I'm confused on the error I am getting ONLY when using the WHERE
of the last query.
Certifiedby
field has name:date:id:
.
I am checking to see if certifiedby
is NULL
, if so make CERT_DATE
=1/1/1970, otherwise extract the date from Certifiedby
into CERT_DATE
.
If I run the first part of the query up to SELECT * FROM Certified
I get the expected results and the CERT_DATE
are all correct.
But when I add/execute the WHERE CERT_DATE BETWEEN '2/1/2023' AND '2/22/2023'
I get the error
Invalid length parameter passed to the LEFT or SUBSTRING function.
I thought once Certified
was created I could reference it's data? From the error it seems it's still trying to extract the date?
Clues? thank you
WITH Certified AS (
select
certifiedBy,
CASE WHEN certifiedBy IS NULL THEN '1/1/1970' ELSE SUBSTRING(certifiedBy, CHARINDEX(':', certifiedBy, 1) + 1, CHARINDEX(':', certifiedBy,
CHARINDEX(':', certifiedBy, 1) + 1) - CHARINDEX(':', certifiedBy, 1) - 1)
END AS CERT_DATE
From dbo.PO_Orders
WHERE poreference = 'shev'
)
SELECT * FROM Certified
WHERE CERT_DATE BETWEEN '2/1/2023' AND '2/22/2023'
ORDER BY CERT_DATE
I'm expecting to get back all records with CERT_DATE
within the date range.
The problem is the CERT_DATE
column in the CTE IS NOT A DATE. It's a STRING that happens to look kinda like a date to people with certain cultural backgrounds... but the computer and database only see the string. Therefore the BETWEEN
operator is doing an ordinal comparison between strings, rather than date comparisons.
There's an important concept to understand about date and datetime values when working with computers:
Cultural/internationalization issues mean converting to and from strings and date (or numeric) values is far more expensive and error-prone than we generally expect. It's something to avoid as much as possible.
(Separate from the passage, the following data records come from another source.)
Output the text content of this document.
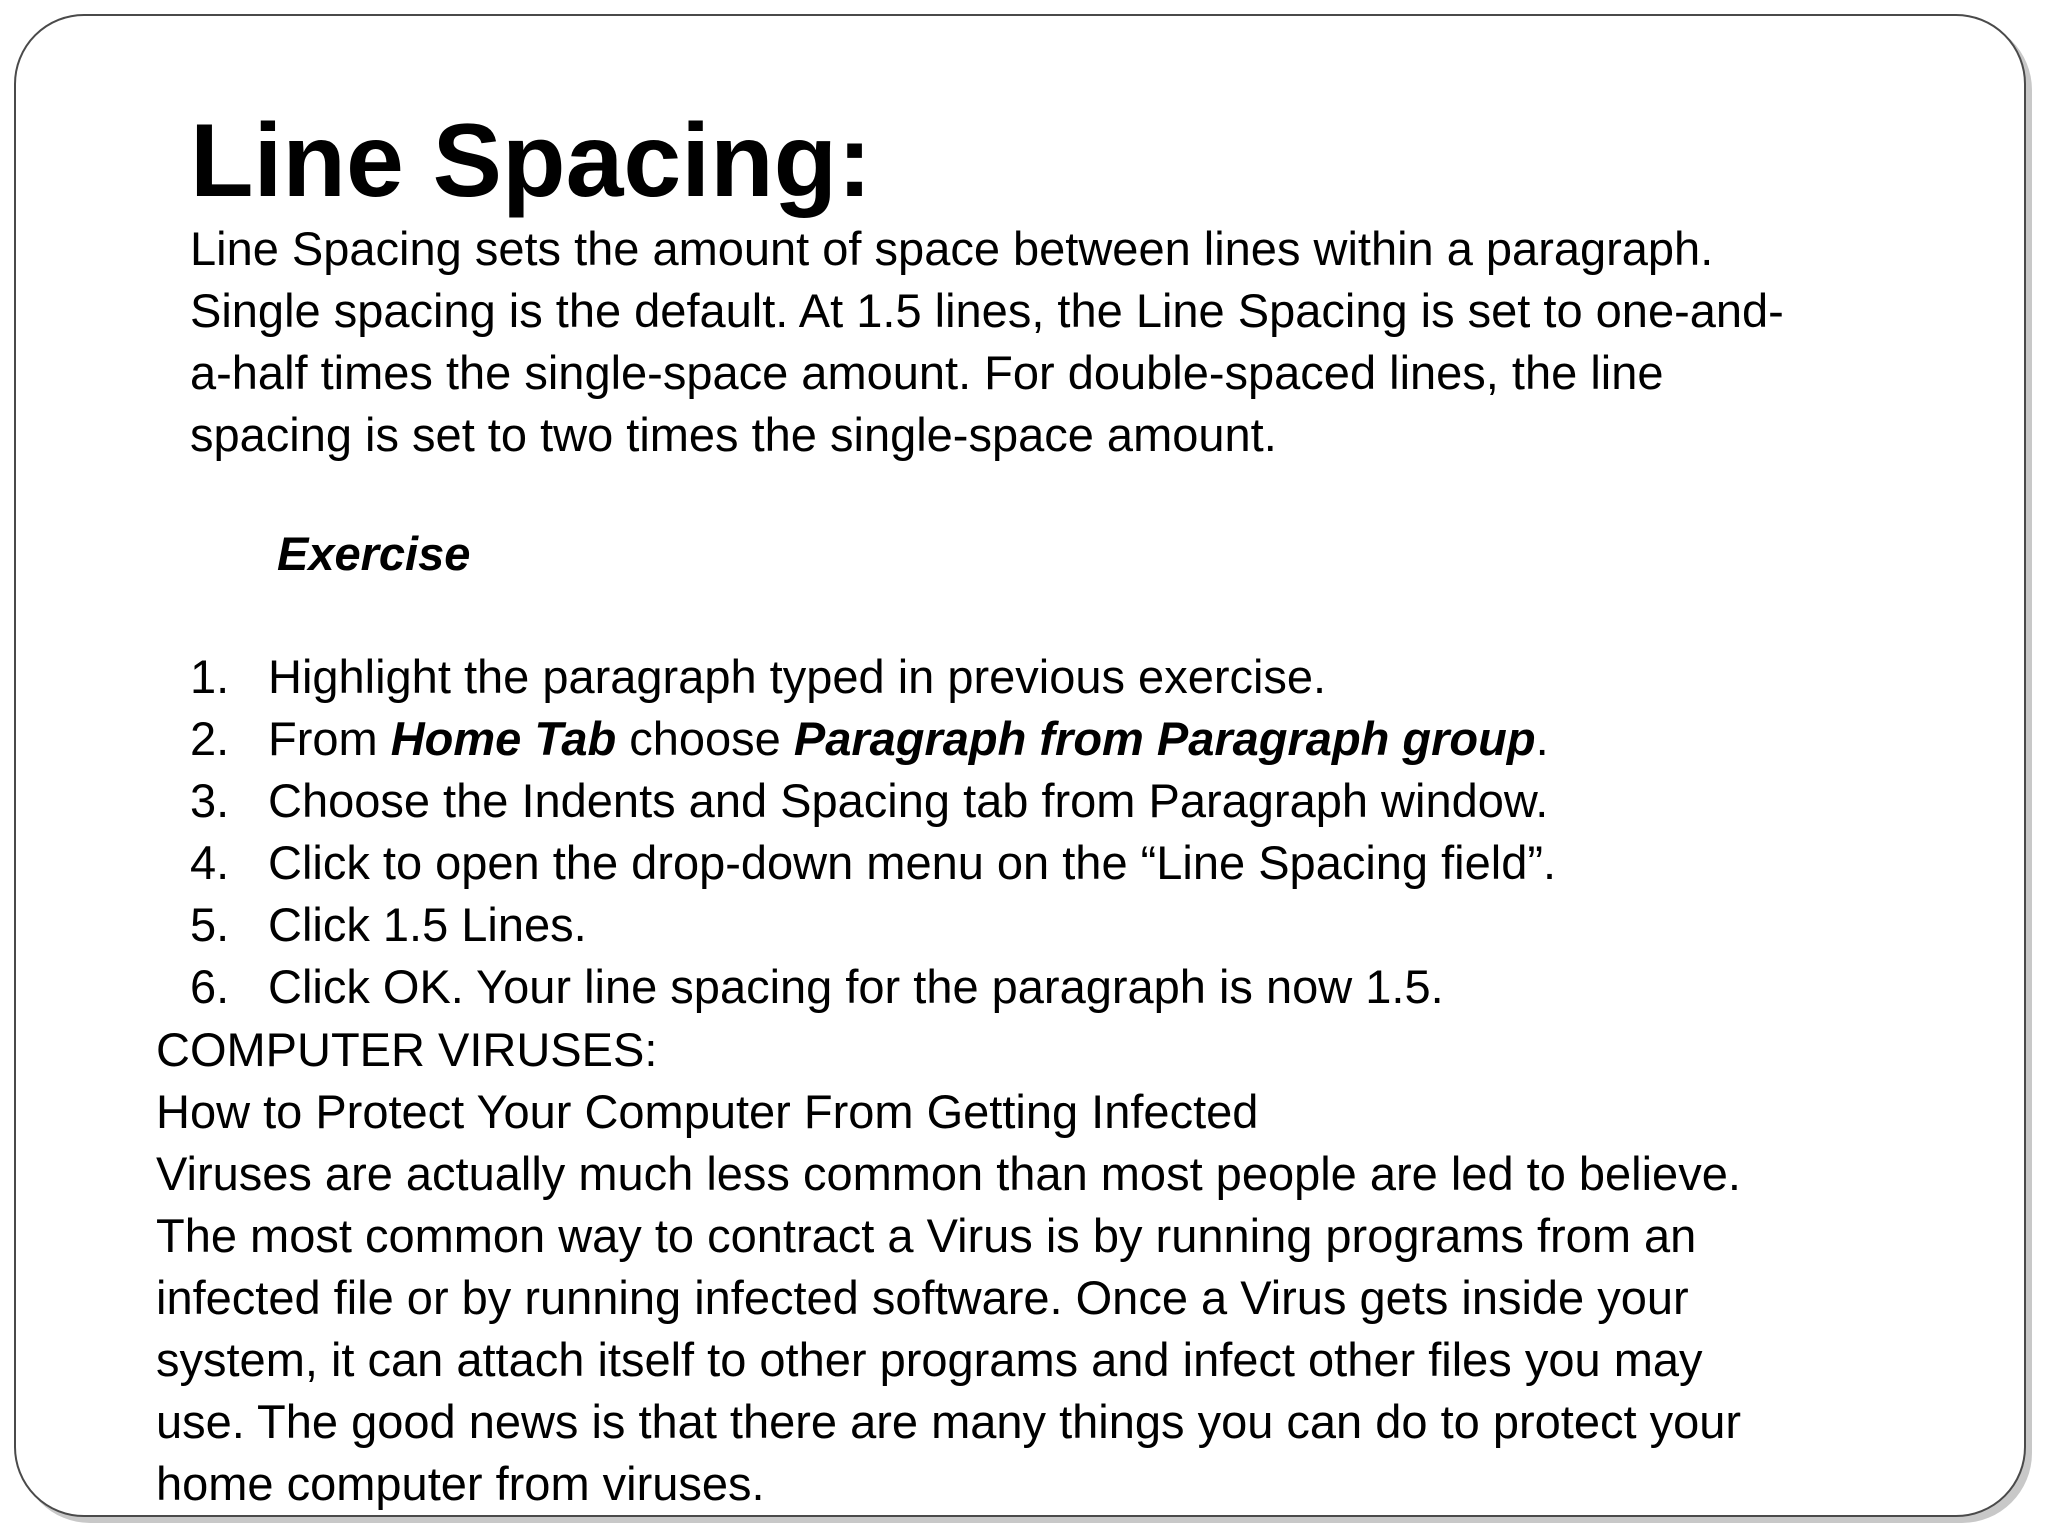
Line Spacing:
Line Spacing sets the amount of space between lines within a paragraph.
Single spacing is the default. At 1.5 lines, the Line Spacing is set to one-and-
a-half times the single-space amount. For double-spaced lines, the line
spacing is set to two times the single-space amount.
Exercise
1. Highlight the paragraph typed in previous exercise.
2. From Home Tab choose Paragraph from Paragraph group.
3. Choose the Indents and Spacing tab from Paragraph window.
4. Click to open the drop-down menu on the “Line Spacing field”.
5. Click 1.5 Lines.
6. Click OK. Your line spacing for the paragraph is now 1.5.
COMPUTER VIRUSES:
How to Protect Your Computer From Getting Infected
Viruses are actually much less common than most people are led to believe.
The most common way to contract a Virus is by running programs from an
infected file or by running infected software. Once a Virus gets inside your
system, it can attach itself to other programs and infect other files you may
use. The good news is that there are many things you can do to protect your
home computer from viruses.
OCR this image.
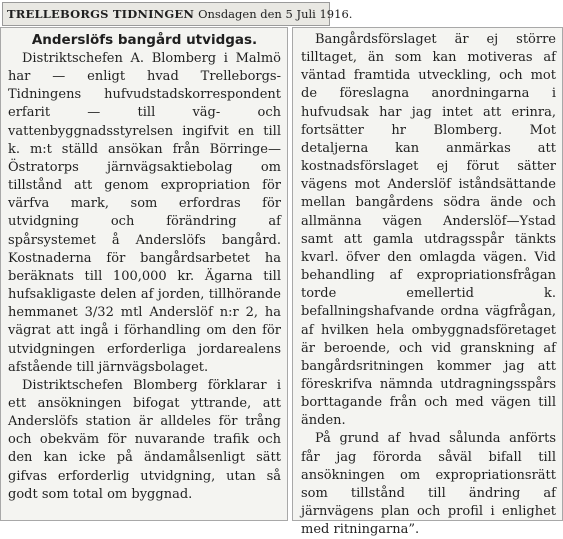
TRELLEBORGS TIDNINGEN Onsdagen den 5 Juli 1916.
Anderslöfs bangård utvidgas.

Distriktschefen A. Blomberg i Malmö har — enligt hvad Trelleborgs-Tidningens hufvudstadskorrespondent erfarit — till väg- och vattenbyggnadsstyrelsen ingifvit en till k. m:t ställd ansökan från Börringe—Östratorps järnvägsaktiebolag om tillstånd att genom expropriation för värfva mark, som erfordras för utvidgning och förändring af spårsystemet å Anderslöfs bangård. Kostnaderna för bangårdsarbetet ha beräknats till 100,000 kr. Ägarna till hufsakligaste delen af jorden, tillhörande hemmanet 3/32 mtl Anderslöf n:r 2, ha vägrat att ingå i förhandling om den för utvidgningen erforderliga jordarealens afstående till järnvägsbolaget.

Distriktschefen Blomberg förklarar i ett ansökningen bifogat yttrande, att Anderslöfs station är alldeles för trång och obekväm för nuvarande trafik och den kan icke på ändamålsenligt sätt gifvas erforderlig utvidgning, utan så godt som total om byggnad.

Bangårdsförslaget är ej större tilltaget, än som kan motiveras af väntad framtida utveckling, och mot de föreslagna anordningarna i hufvudsak har jag intet att erinra, fortsätter hr Blomberg. Mot detaljerna kan anmärkas att kostnadsförslaget ej förut sätter vägens mot Anderslöf iståndsättande mellan bangårdens södra ände och allmänna vägen Anderslöf—Ystad samt att gamla utdragsspår tänkts kvarl. öfver den omlagda vägen. Vid behandling af expropriationsfrågan torde emellertid k. befallningshafvande ordna vägfrågan, af hvilken hela ombyggnadsföretaget är beroende, och vid granskning af bangårdsritningen kommer jag att föreskrifva nämnda utdragningsspårs borttagande från och med vägen till änden.

På grund af hvad sålunda anförts får jag förorda såväl bifall till ansökningen om expropriationsrätt som tillstånd till ändring af järnvägens plan och profil i enlighet med ritningarna”.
This has a number of implications:
Date and Datetime values in the server are not stored as strings at all internally; it is not a human-readable format
Using strings to do date operations is generally the slowest and least-reliable option
There are certain preferred formats for date literals in your code that often do not match your own cultural background. On SQL Server you have these three options, and you should not deviate from them:
yyyy-MM-ddTHH:mm:ss[.fff]
yyyyMMdd HH:mm:ss[.fff]
yyyyMMdd
With that in mind, we can re-write the original code like this to follow better practice and get expected results:
WITH Certified AS (
SELECT certifiedBy,
coalesce(datefromparts(
right(SUBSTRING(CertifiedBy, 1, charindex(':', certifiedby, charindex('/', certifiedby))-1),4), -- year
REPLACE(SUBSTRING(certifiedBy, CHARINDEX(':', certifiedBy, 1) + 1, 2),'/',''), -- month
REPLACE(SUBSTRING(certifiedBy, CHARINDEX('/', certifiedBy, 1) + 1, 2),'/','') -- day
),'19700101') as CERT_DATE
FROM dbo.PO_Orders
WHERE poreference = 'shev'
)
SELECT *
FROM Certified
WHERE CERT_DATE >= '20230201' AND CERT_DATE < '20230223'
ORDER BY CERT_DATE
See it here:
Of course, even better if you can update the application to capture this as a real datetime column at INSERT/UPDATE time. That will perform better by multiple orders of magnitude.